The Django Template System uses a subclass of the python type string extended to also store information about whether the string should be escaped or not. A string that should not be escaped anymore is “safe”. The task was to create a type which can be used just like QString, but which also stores information about whether the string is safe from further escaping or not. Additionally, certain operations on the object need to change the “safe” state of the string. Even though the string “Kernighan & Ritchie” is safe, if the developer does something like str.remove("amp; Ritchie");, the result is not safe: “Kernighan &”. So remove is an unsafe operation, but it’s not the only one. Unsafe operations on QStrings need to be reimplemented to make unsafe operations turn a safe string into an unsafe string.
The thing about python is that all methods behave as virtual, all classes always behave polymorphically and it is largely type independent, though types must often conform to some concept. That means that in python the solution was to create a subclass which contains the safe/unsafe variable and which re-implements the necessary methods for changing of safeness, and instances of the new class can be passed around just as easily and type independently.
In C++ it’s not so simple, so Grantlee needed another way. I started experimenting with a SafeString class as a subclass of QString. Preserving the safeness of an instance was not a large problem. Nor was overriding safeness-changing methods by using SafeString in the API instead of QString. However, the tricky part was passing SafeString instances around in QVariants without using QVariant::fromValue all the time.
There are some methods in the extension API where a method must be implemented to return a QVariant, possibly containing a SafeString. That should be as easy as simply returning an instance of the SafeString class, just like is possible with QString. The reason that works with QString is that QVariant has an implicit constructor which takes a QString. I couldn’t just add a new constructor to QVariant, so I created on SafeString an operator QVariant() which simply returns QVariant::fromValue(str);.
It worked quite well. Except that it only worked on gcc. Testing revealed that MSVC and Sun Studio were down-casting the SafeString to a QString and putting that in the QVariant, discarding the safe-ness information.
After discussing it with colleagues I tried out some other ideas such as inheriting privately from QString and making use of the using keyword to bring the QString methods public again. That didn’t work either. I got a compile error that instead of using operator QVariant, it was trying to cast up to QString and use that implicit constructor, but it was an inaccessible base class. Another idea was to create a QString wrapper class instead of a subclass. That got me most of the way there in that the operator QVariant() worked on all compilers, but I still had to implement forwarding for all QString operations.

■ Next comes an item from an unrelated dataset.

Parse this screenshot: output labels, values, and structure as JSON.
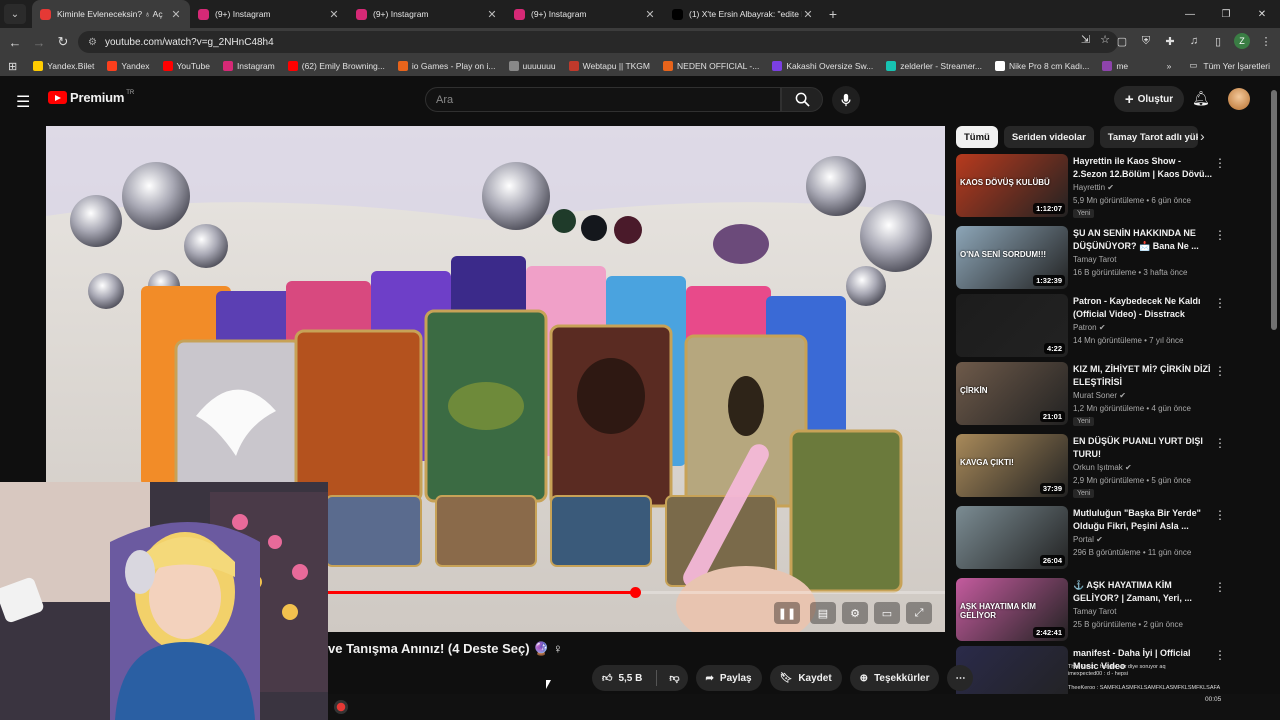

The penultimate solution was to wrap a subclass of QString instead of QString directly. Initially the wrapped class was available through operator->() so that things like mySafeString->replace(); called the reimplemented method and returned a SafeString with the appropriate safe-ness attribute. A simple file was used to test the behavior of different compilers. Eventually though, the words of the wise were confirmed that that was abuse of operator->(), so now the NestedString in SafeString is available through .get(). That works quite well too. All QString methods which return a QString are reimplemented to return a SafeString and a few more overloads are added to make the use of SafeString quite transparent, so it’s mostly hidden in the documentation.